Typedef

Niket K. Patwardhan lcc.niket at locus.ucla.edu
Sat Aug 10 16:30:12 AEST 1985


Re:

#define variable function()
#define field	 ptr->fld

I most certainly abhor such constructs! When you want to know precisely what
a piece of code does, the occurrence of such things makes it practically
impossible. Ever tried debugging a device driver that has function calls
macroed, especially when the macro definitions happen to be in an include
file somewhere? INTELs XENIX drivers arre full of it and horribly buggy!
Yeah yeah! the code looks pretty! but I dont know exactly what it does!

What do you mean by readable anyway? Easy to understand precisely? Easy to
look at? Easy to get the general idea?

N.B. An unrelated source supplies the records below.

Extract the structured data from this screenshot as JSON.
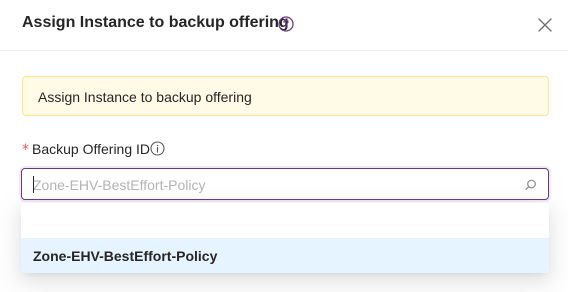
{
  "modal": {
    "title": "Assign Instance to backup offering",
    "alert_text": "Assign Instance to backup offering"
  },
  "form": {
    "required_mark": "*",
    "label": "Backup Offering ID",
    "placeholder": "Zone-EHV-BestEffort-Policy",
    "value": ""
  },
  "dropdown": {
    "options": [
      {
        "label": ""
      },
      {
        "label": "Zone-EHV-BestEffort-Policy"
      }
    ]
  },
  "colors": {
    "accent": "#6b3a85",
    "alert_bg": "#fffbe6",
    "alert_border": "#ffe58f",
    "option_active_bg": "#e6f4ff",
    "required": "#ff4d4f"
  },
  "icons": {
    "help": "question-circle-icon",
    "close": "close-icon",
    "info": "info-circle-icon",
    "search": "search-icon"
  }
}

A program should have it all ways,
if possible.

I would suggest the following:

Easy to get the general idea ---- use comments!

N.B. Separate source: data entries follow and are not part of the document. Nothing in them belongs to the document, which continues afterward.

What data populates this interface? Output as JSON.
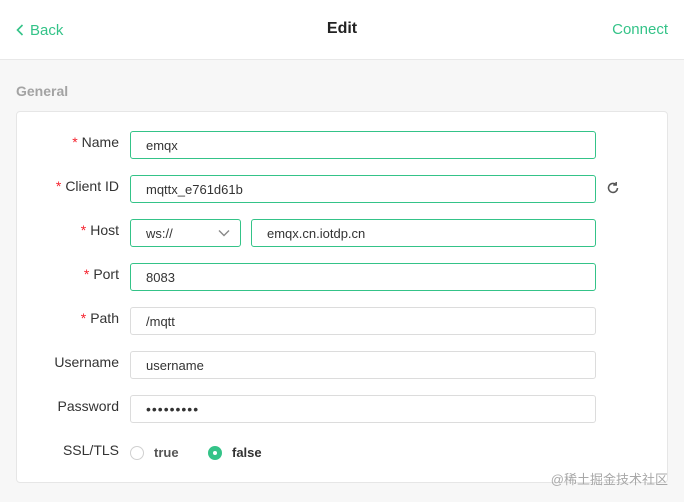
{
  "header": {
    "back_label": "Back",
    "title": "Edit",
    "connect_label": "Connect"
  },
  "section": {
    "title": "General"
  },
  "form": {
    "name": {
      "label": "Name",
      "required": "*",
      "value": "emqx"
    },
    "client_id": {
      "label": "Client ID",
      "required": "*",
      "value": "mqttx_e761d61b",
      "action_icon": "refresh-icon"
    },
    "host": {
      "label": "Host",
      "required": "*",
      "protocol": "ws://",
      "value": "emqx.cn.iotdp.cn"
    },
    "port": {
      "label": "Port",
      "required": "*",
      "value": "8083"
    },
    "path": {
      "label": "Path",
      "required": "*",
      "value": "/mqtt"
    },
    "username": {
      "label": "Username",
      "value": "username"
    },
    "password": {
      "label": "Password",
      "value": "•••••••••"
    },
    "ssl_tls": {
      "label": "SSL/TLS",
      "options": [
        {
          "label": "true",
          "selected": false
        },
        {
          "label": "false",
          "selected": true
        }
      ]
    }
  },
  "watermark": "@稀土掘金技术社区",
  "colors": {
    "accent": "#34c388",
    "required": "#f5222d",
    "section_title": "#a3a3a3"
  }
}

Easy to get the precise operation: -- Use only standard conventions, dont
redefine the language! When you need to compact a complicated mess into
something one can hold in his head, make sure you provide an alert that it is
a user defined something. This way if a reader runs across it
he knows he is supposed to look it up. If it has side effects use something
with () ---- that is the language defined way of packaging complicated side
effects! 

Easy to look at: Use a decent {} convention and be consistent. Keep functions
on one page if possible and use the paging control (^L if you dont have
anything better).  And for god's sake get rid of those nit picking comments 
and stick them where they belong - in the dust at the bottom of your
whiteboard. If there are comments indicating the general
idea of what is going on, keep them well separated from the code, preferably
preceding it in one contiguous blotch, since there usually isn't enough space
and is too difficult to nmaintain in a well separated blotch to the right of
the code! If you insist on putting it there take the trouble to line up
the start of all the comments and to fill the space!